Toilet Training
Quilters , produced
by J.J. Sedelmaier Productions Inc. for Quilted Northern Tissue.
Quilters would have
you believe that bathroom tissue is more than trash in the making. Produced by
J.J. Sedelmaier, who adapted the Japanimation-style Speed Racer to sell a new
Volkswagen, it uses a reliable formula to good effect. It draws on the
familiar--in this case, the film How to Make an American Quilt --and
renders it different. Needless to say, success, in such cases, hinges on the ad
maker's ability to manipulate that fine line between the familiar and the
clichéd: It's all in the adaptation.
Released in 1995, How to
Make an American Quilt drew a largely female audience. Some of the film's
leitmotifs--tradition as clarifier and stabilizer, a strong community of
women--resurface in this spot, which promotes Quilted Northern Tissue. The
animation soft, the music folksy, we are introduced to the "Quilted Northern
Quilters," a group of women creating handmade paper. It's an engaging image, if
an unlikely one. And though it isn't clear why the women use knitting needles
to quilt, the explicitly artificial setting makes the sale. Animation, which
lets mice sing and lions be kings, saves the spot from ridiculing its own
message.
It's the first day for the
quilting group's newest entrant, but her integration is seamless, the bonding
instant. The older women in the group--peas in a pod but for a
multi-culti-mandated difference of skin color--are quick to reassure the
novice. "Don't worry, doll," says the black woman. "Just keep quilting."

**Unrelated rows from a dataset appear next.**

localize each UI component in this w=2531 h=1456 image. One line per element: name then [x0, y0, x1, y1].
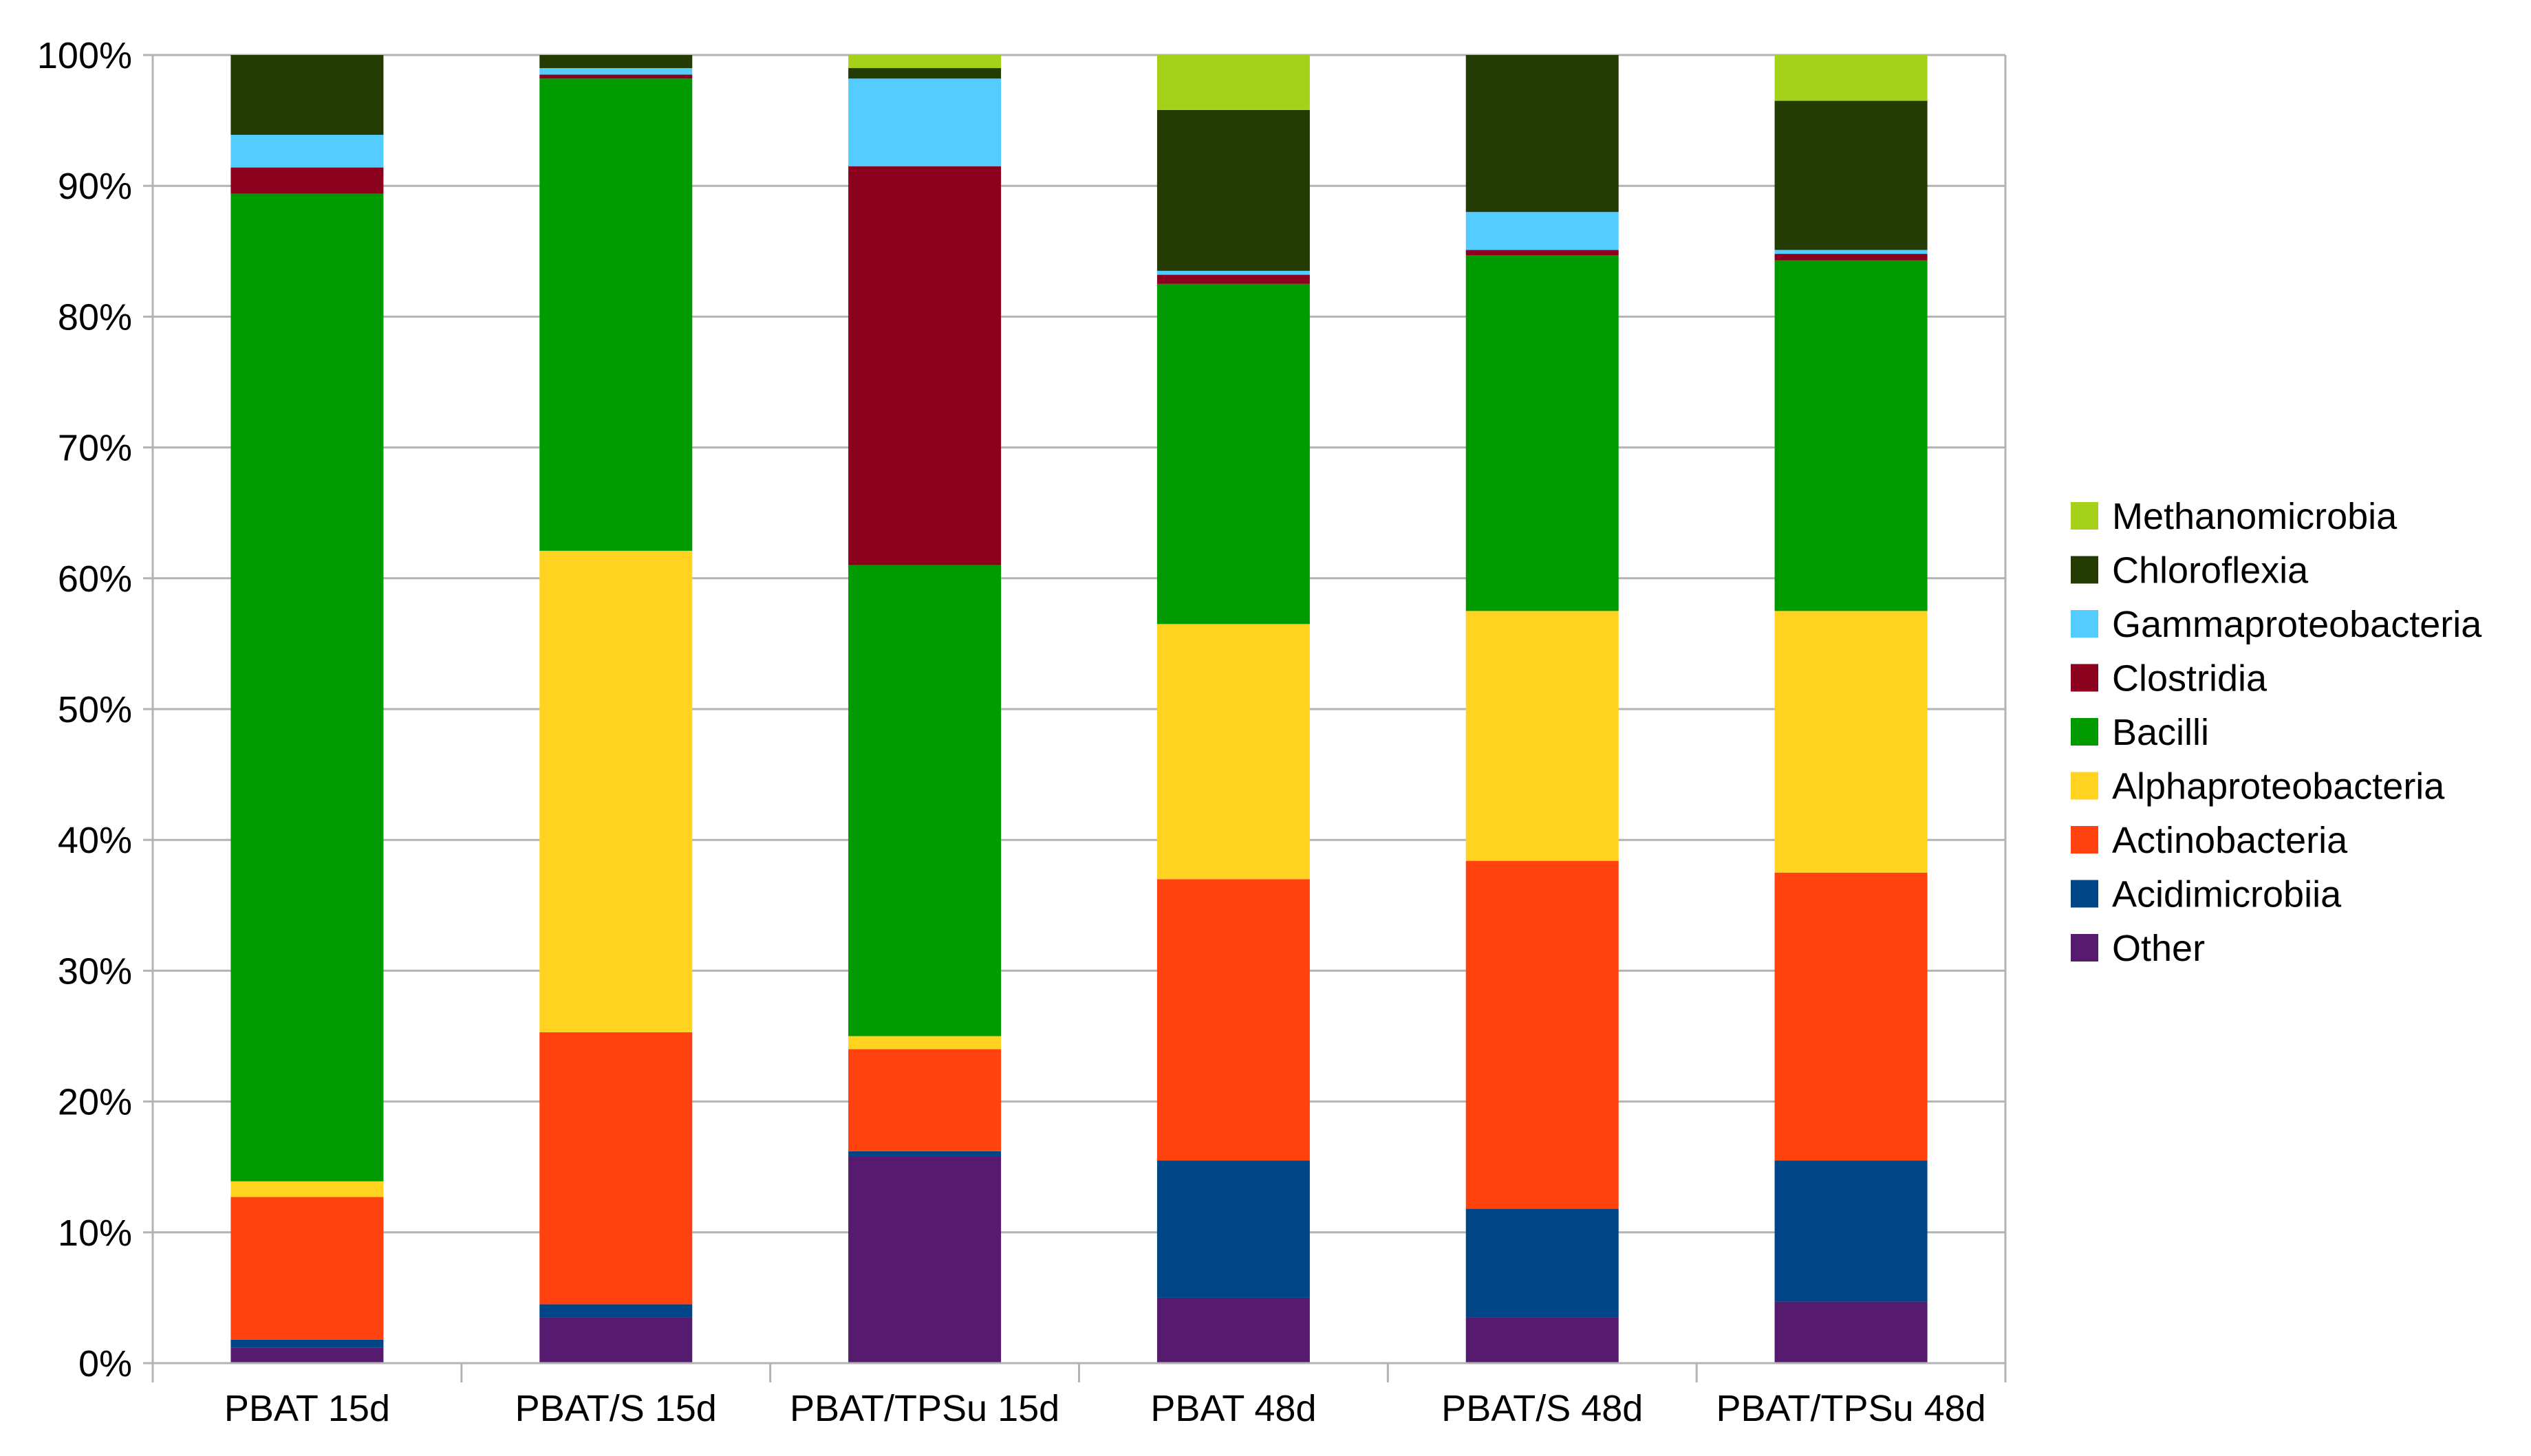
legend-swatch — [2071, 826, 2098, 854]
bar-segment — [539, 55, 693, 69]
bar-segment — [230, 135, 384, 168]
x-tick-label: PBAT/TPSu 15d — [790, 1388, 1059, 1429]
legend-label: Chloroflexia — [2112, 550, 2309, 591]
y-tick-label: 50% — [58, 689, 132, 730]
bar-segment — [1465, 611, 1619, 861]
y-tick-label: 0% — [78, 1343, 132, 1384]
bar-segment — [1465, 1317, 1619, 1363]
x-tick-label: PBAT/TPSu 48d — [1716, 1388, 1985, 1429]
y-tick-label: 40% — [58, 820, 132, 861]
bar-segment — [230, 55, 384, 135]
y-tick-label: 90% — [58, 166, 132, 207]
legend-label: Clostridia — [2112, 658, 2268, 699]
bar-segment — [1774, 100, 1928, 250]
bar-segment — [1465, 55, 1619, 213]
legend-swatch — [2071, 610, 2098, 638]
bar-segment — [1774, 872, 1928, 1161]
bar-segment — [1156, 270, 1310, 275]
y-tick-label: 10% — [58, 1213, 132, 1254]
bar-segment — [848, 1049, 1002, 1151]
x-tick-label: PBAT/S 48d — [1441, 1388, 1643, 1429]
bar-segment — [848, 166, 1002, 565]
bar-segment — [539, 1317, 693, 1363]
y-tick-label: 20% — [58, 1082, 132, 1123]
bar-segment — [1774, 254, 1928, 261]
bar-segment — [539, 78, 693, 551]
bar-segment — [848, 565, 1002, 1036]
y-tick-labels: 0% 10% 20% 30% 40% 50% 60% 70% 80% 90% 100% — [37, 35, 132, 1384]
legend-label: Actinobacteria — [2112, 820, 2348, 861]
bar-segment — [230, 1339, 384, 1348]
bar-segment — [1774, 1160, 1928, 1302]
bar-segment — [1774, 611, 1928, 873]
legend-swatch — [2071, 772, 2098, 800]
x-tick-label: PBAT 48d — [1150, 1388, 1316, 1429]
bar-segment — [230, 1347, 384, 1363]
x-tick-labels: PBAT 15d PBAT/S 15d PBAT/TPSu 15d PBAT 48d P… — [224, 1388, 1986, 1429]
bar-segment — [1465, 250, 1619, 256]
bar-segment — [1156, 55, 1310, 110]
legend: Methanomicrobia Chloroflexia Gammaproteoba… — [2071, 496, 2482, 969]
bar-segment — [1156, 283, 1310, 624]
y-tick-label: 30% — [58, 950, 132, 992]
bar-segment — [1156, 1160, 1310, 1298]
bar-segment — [1774, 250, 1928, 254]
bar-segment — [1774, 1301, 1928, 1363]
bar-segment — [1465, 212, 1619, 250]
axes — [143, 54, 2007, 1382]
bar-segment — [539, 68, 693, 75]
bar-segment — [539, 1304, 693, 1318]
bar-segment — [1156, 274, 1310, 284]
bar-segment — [1156, 1297, 1310, 1363]
bar-segment — [230, 1197, 384, 1340]
bar-segment — [848, 1036, 1002, 1050]
bar-segment — [1156, 624, 1310, 880]
bar-segment — [1774, 55, 1928, 101]
legend-label: Bacilli — [2112, 712, 2209, 753]
bar-segment — [848, 1156, 1002, 1363]
bar-segment — [1465, 255, 1619, 611]
y-tick-label: 100% — [37, 35, 132, 76]
y-tick-label: 60% — [58, 558, 132, 600]
legend-swatch — [2071, 556, 2098, 584]
bar-segment — [848, 1151, 1002, 1157]
bar-segment — [230, 193, 384, 1182]
bar-segment — [1465, 860, 1619, 1209]
legend-swatch — [2071, 718, 2098, 746]
legend-swatch — [2071, 664, 2098, 692]
bar-segment — [230, 167, 384, 194]
legend-label: Alphaproteobacteria — [2112, 766, 2445, 807]
bar-segment — [1465, 1208, 1619, 1318]
legend-swatch — [2071, 502, 2098, 530]
y-tick-label: 70% — [58, 428, 132, 469]
x-tick-label: PBAT/S 15d — [515, 1388, 717, 1429]
bar-segment — [1156, 879, 1310, 1161]
gridlines — [153, 54, 2005, 1365]
x-tick-label: PBAT 15d — [224, 1388, 390, 1429]
legend-label: Methanomicrobia — [2112, 496, 2398, 537]
bar-segment — [230, 1181, 384, 1197]
legend-label: Other — [2112, 928, 2205, 969]
legend-swatch — [2071, 880, 2098, 908]
bar-segment — [848, 78, 1002, 166]
legend-swatch — [2071, 934, 2098, 961]
legend-label: Acidimicrobiia — [2112, 874, 2342, 915]
bars — [230, 55, 1928, 1363]
bar-segment — [539, 1032, 693, 1305]
legend-label: Gammaproteobacteria — [2112, 604, 2482, 645]
bar-segment — [848, 55, 1002, 69]
bar-segment — [848, 68, 1002, 79]
bar-segment — [539, 74, 693, 79]
bar-segment — [1774, 260, 1928, 611]
bar-segment — [539, 550, 693, 1032]
bar-segment — [1156, 109, 1310, 271]
y-tick-label: 80% — [58, 296, 132, 338]
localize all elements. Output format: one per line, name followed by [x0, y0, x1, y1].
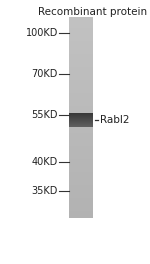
- Text: 70KD: 70KD: [32, 69, 58, 79]
- Text: Rabl2: Rabl2: [100, 115, 129, 125]
- Text: Recombinant protein: Recombinant protein: [38, 7, 148, 17]
- Text: 55KD: 55KD: [32, 110, 58, 120]
- Text: 100KD: 100KD: [26, 28, 58, 38]
- Text: 35KD: 35KD: [32, 186, 58, 196]
- Text: 40KD: 40KD: [32, 157, 58, 167]
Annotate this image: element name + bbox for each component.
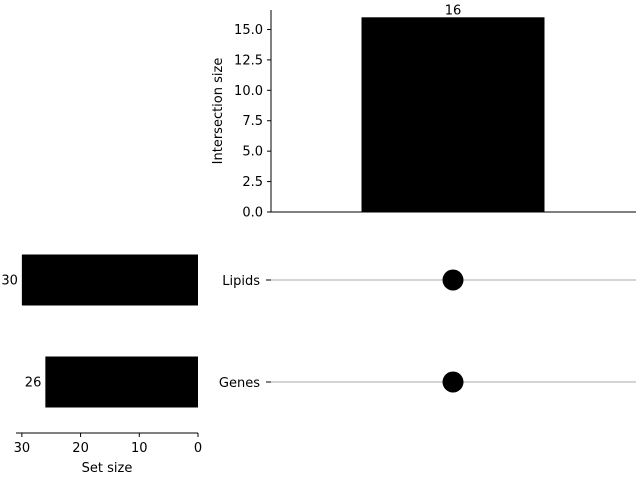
matrix-dot [442, 371, 464, 393]
set-size-bar [45, 356, 198, 408]
set-size-x-tick-label: 30 [14, 441, 31, 456]
set-size-panel: 30 26 30 20 10 0 Set size [1, 254, 202, 476]
set-size-x-tick-label: 10 [131, 441, 148, 456]
set-size-x-tick-label: 20 [72, 441, 89, 456]
set-size-x-label: Set size [82, 461, 133, 476]
intersection-bar [361, 17, 545, 212]
matrix-dot [442, 269, 464, 291]
matrix-row-label: Lipids [222, 274, 260, 289]
set-size-bars: 30 26 [1, 254, 198, 408]
intersection-size-panel: 0.0 2.5 5.0 7.5 10.0 12.5 15.0 16 Intersection… [211, 3, 636, 221]
intersection-y-label: Intersection size [211, 58, 226, 165]
intersection-bar-label: 16 [445, 3, 462, 18]
intersection-y-ticks: 0.0 2.5 5.0 7.5 10.0 12.5 15.0 [234, 23, 271, 221]
intersection-y-tick-label: 5.0 [242, 145, 263, 160]
set-size-x-ticks: 30 20 10 0 [14, 433, 202, 456]
intersection-y-tick-label: 15.0 [234, 23, 263, 38]
membership-matrix: Lipids Genes [219, 269, 636, 393]
set-size-bar [21, 254, 198, 306]
set-size-x-tick-label: 0 [194, 441, 202, 456]
set-size-bar-label: 26 [25, 376, 42, 391]
intersection-y-tick-label: 10.0 [234, 84, 263, 99]
intersection-y-tick-label: 12.5 [234, 53, 263, 68]
intersection-y-tick-label: 2.5 [242, 175, 263, 190]
intersection-y-tick-label: 7.5 [242, 114, 263, 129]
set-size-bar-label: 30 [1, 274, 18, 289]
intersection-bars: 16 [361, 3, 545, 212]
intersection-y-tick-label: 0.0 [242, 206, 263, 221]
matrix-row-label: Genes [219, 376, 260, 391]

Because that, adds the white one, is what makes the sheets "so absorbent." Fie
on those of you who think quilted bathroom tissue is all about aesthetics: It's
utility , stupid. Quilters is a model exercise in branding, that
Holy Grail of our times. Be it of dubious value, the extra element--"quilting"
in this case--is designed to convince the consumer that paying more gets them
more. The spot plays to a couple of postindustrial truisms: that proof of human
workmanship qualifies as more; and that more is better. (Your alternative,
Quilters reminds you, the music slowing to an ominous clank, is one of
"those flat-as-a-pancake sheets made down the street.") And it plays to the
germ pathology that sustains the market for anti-bacteriants and
investigative-report segments titled "Does Your Housecleaning Agent
Really Protect Your Infant From the Salmonella That Will Turn His
Insides Into an Oozing Green Swamp? Think Again ." Quilted Northern is
quilted to create "thousands of places for moisture to go," we're told, the
animation now reminiscent of 1950s spots that showed how a pill absorbed
stomach acid. "And all that absorbency leaves you feeling cle-ean."
It's time for the happy
ending: "Nice job, dear." And for the final pitch: the brand name and a gentle
reminder that Quilted Northern is "quilted to absorb." The more effective
because it is so simple, Quilters ends up confirming what the burgeoning
market would deny: Less is, in fact, more.